A unit of granulocytes contains variable amounts of lymphocytes, platelets, and RBCs suspended in 200 to 300 mL of anticoagulant and plasma. The number of granulocytes in each concentrate is usually >1 × 10
10. The granulocyte donor must be ABO and Rh compatible because a unit of granulocytes contains a significant amount of donor RBCs (
AABB et al., 2009).
Hydroxyethyl starch (HES) may be used as a red cell-sedimenting agent and will be present in the final component (
AABB et al., 2009). Granulocytes are administered through a standard blood filter over 2 to 4 hours for both adult and pediatric patients. Depth-type microaggregate filters and leukocyte reduction filters should not be used.

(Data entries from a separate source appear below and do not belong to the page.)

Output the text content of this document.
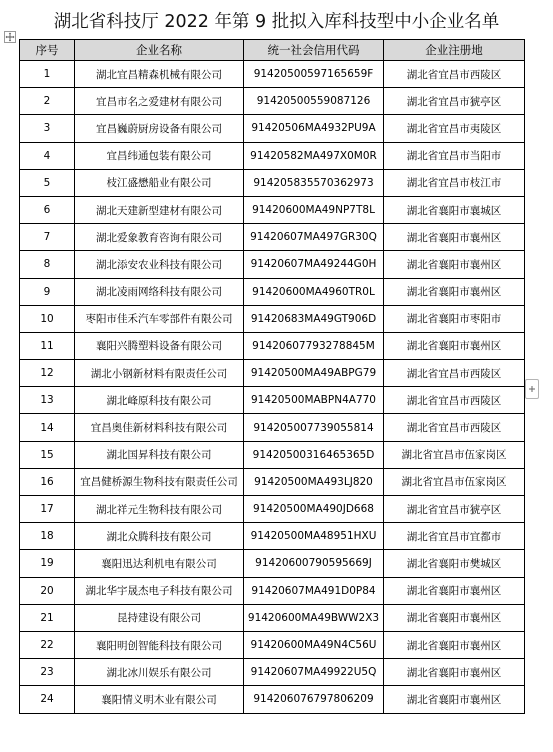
湖北省科技厅 2022 年第 9 批拟入库科技型中小企业名单
序号	企业名称	统一社会信用代码	企业注册地
1	湖北宜昌精森机械有限公司	91420500597165659F	湖北省宜昌市西陵区
2	宜昌市名之爱建材有限公司	91420500559087126	湖北省宜昌市猇亭区
3	宜昌巍蔚厨房设备有限公司	91420506MA4932PU9A	湖北省宜昌市夷陵区
4	宜昌纬通包装有限公司	91420582MA497X0M0R	湖北省宜昌市当阳市
5	枝江盛懋船业有限公司	914205835570362973	湖北省宜昌市枝江市
6	湖北天建新型建材有限公司	91420600MA49NP7T8L	湖北省襄阳市襄城区
7	湖北爱象教育咨询有限公司	91420607MA497GR30Q	湖北省襄阳市襄州区
8	湖北添安农业科技有限公司	91420607MA49244G0H	湖北省襄阳市襄州区
9	湖北凌雨网络科技有限公司	91420600MA4960TR0L	湖北省襄阳市襄州区
10	枣阳市佳禾汽车零部件有限公司	91420683MA49GT906D	湖北省襄阳市枣阳市
11	襄阳兴腾塑料设备有限公司	91420607793278845M	湖北省襄阳市襄州区
12	湖北小钢新材料有限责任公司	91420500MA49ABPG79	湖北省宜昌市西陵区
13	湖北峰原科技有限公司	91420500MABPN4A770	湖北省宜昌市西陵区
14	宜昌奥佳新材料科技有限公司	91420500773905581​4	湖北省宜昌市西陵区
15	湖北国昇科技有限公司	91420500316465365D	湖北省宜昌市伍家岗区
16	宜昌健桥源生物科技有限责任公司	91420500MA493LJ820	湖北省宜昌市伍家岗区
17	湖北祥元生物科技有限公司	91420500MA490JD668	湖北省宜昌市猇亭区
18	湖北众腾科技有限公司	91420500MA48951HXU	湖北省宜昌市宜都市
19	襄阳迅达利机电有限公司	91420600790595669J	湖北省襄阳市樊城区
20	湖北华宇晟杰电子科技有限公司	91420607MA491D0P84	湖北省襄阳市襄州区
21	昆持建设有限公司	91420600MA49BWW2X3	湖北省襄阳市襄州区
22	襄阳明创智能科技有限公司	91420600MA49N4C56U	湖北省襄阳市襄州区
23	湖北冰川娱乐有限公司	91420607MA49922U5Q	湖北省襄阳市襄州区
24	襄阳情义明木业有限公司	91420607679780620​9	湖北省襄阳市襄州区
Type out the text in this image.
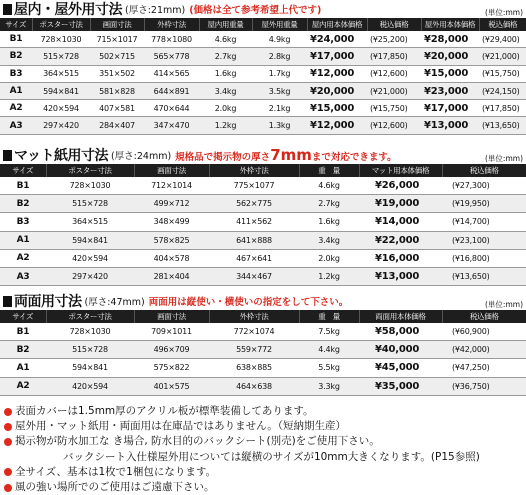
屋内・屋外用寸法 (厚さ:21mm) (価格は全て参考希望上代です)	(単位:mm)
サイズ	ポスター寸法	画面寸法	外枠寸法	屋内用重量	屋外用重量	屋内用本体価格	税込価格	屋外用本体価格	税込価格
B1	728×1030	715×1017	778×1080	4.6kg	4.9kg	¥24,000	(¥25,200)	¥28,000	(¥29,400)
B2	515×728	502×715	565×778	2.7kg	2.8kg	¥17,000	(¥17,850)	¥20,000	(¥21,000)
B3	364×515	351×502	414×565	1.6kg	1.7kg	¥12,000	(¥12,600)	¥15,000	(¥15,750)
A1	594×841	581×828	644×891	3.4kg	3.5kg	¥20,000	(¥21,000)	¥23,000	(¥24,150)
A2	420×594	407×581	470×644	2.0kg	2.1kg	¥15,000	(¥15,750)	¥17,000	(¥17,850)
A3	297×420	284×407	347×470	1.2kg	1.3kg	¥12,000	(¥12,600)	¥13,000	(¥13,650)
マット紙用寸法 (厚さ:24mm) 規格品で掲示物の厚さ7mmまで対応できます。	(単位:mm)
サイズ	ポスター寸法	画面寸法	外枠寸法	重　量	マット用本体価格	税込価格
B1	728×1030	712×1014	775×1077	4.6kg	¥26,000	(¥27,300)
B2	515×728	499×712	562×775	2.7kg	¥19,000	(¥19,950)
B3	364×515	348×499	411×562	1.6kg	¥14,000	(¥14,700)
A1	594×841	578×825	641×888	3.4kg	¥22,000	(¥23,100)
A2	420×594	404×578	467×641	2.0kg	¥16,000	(¥16,800)
A3	297×420	281×404	344×467	1.2kg	¥13,000	(¥13,650)
両面用寸法 (厚さ:47mm) 両面用は縦使い・横使いの指定をして下さい。	(単位:mm)
サイズ	ポスター寸法	画面寸法	外枠寸法	重　量	両面用本体価格	税込価格
B1	728×1030	709×1011	772×1074	7.5kg	¥58,000	(¥60,900)
B2	515×728	496×709	559×772	4.4kg	¥40,000	(¥42,000)
A1	594×841	575×822	638×885	5.5kg	¥45,000	(¥47,250)
A2	420×594	401×575	464×638	3.3kg	¥35,000	(¥36,750)
表面カバーは1.5mm厚のアクリル板が標準装備してあります。
屋外用・マット紙用・両面用は在庫品ではありません。（短納期生産）
掲示物が防水加工な き場合, 防水目的のバックシート(別売)をご使用下さい。
バックシート入仕様屋外用については縦横のサイズが10mm大きくなります。(P15参照)
全サイズ、基本は1枚で1梱包になります。
風の強い場所でのご使用はご遠慮下さい。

Patients undergoing granulocyte transfusions are acutely ill, and adverse effects are common. Fever, chills, allergic reactions, alloimmunization, and pulmonary reactions may occur and can be managed with diphenhydramine, nonaspirin antipyretics, steroids, and slow administration of the unit. The transfusion should not be stopped unless severe life-threatening symptoms occur. If the recipient is seronegative and severely immunosuppressed, donor CMV-seropositive granulocytes should not be given. Granulocytes are generally irradiated to prevent GVHD (
AABB et al., 2009).
Granulocytes are stored at 20°C to 24°C (68°F to 75°F) for no more than 24 hours without agitation (
AABB et al., 2009). Granulocytes should be administered as soon after collection as possible because of the deterioration of granulocyte function during short-term storage. Granulocytes are never put into a refrigerator or cooler.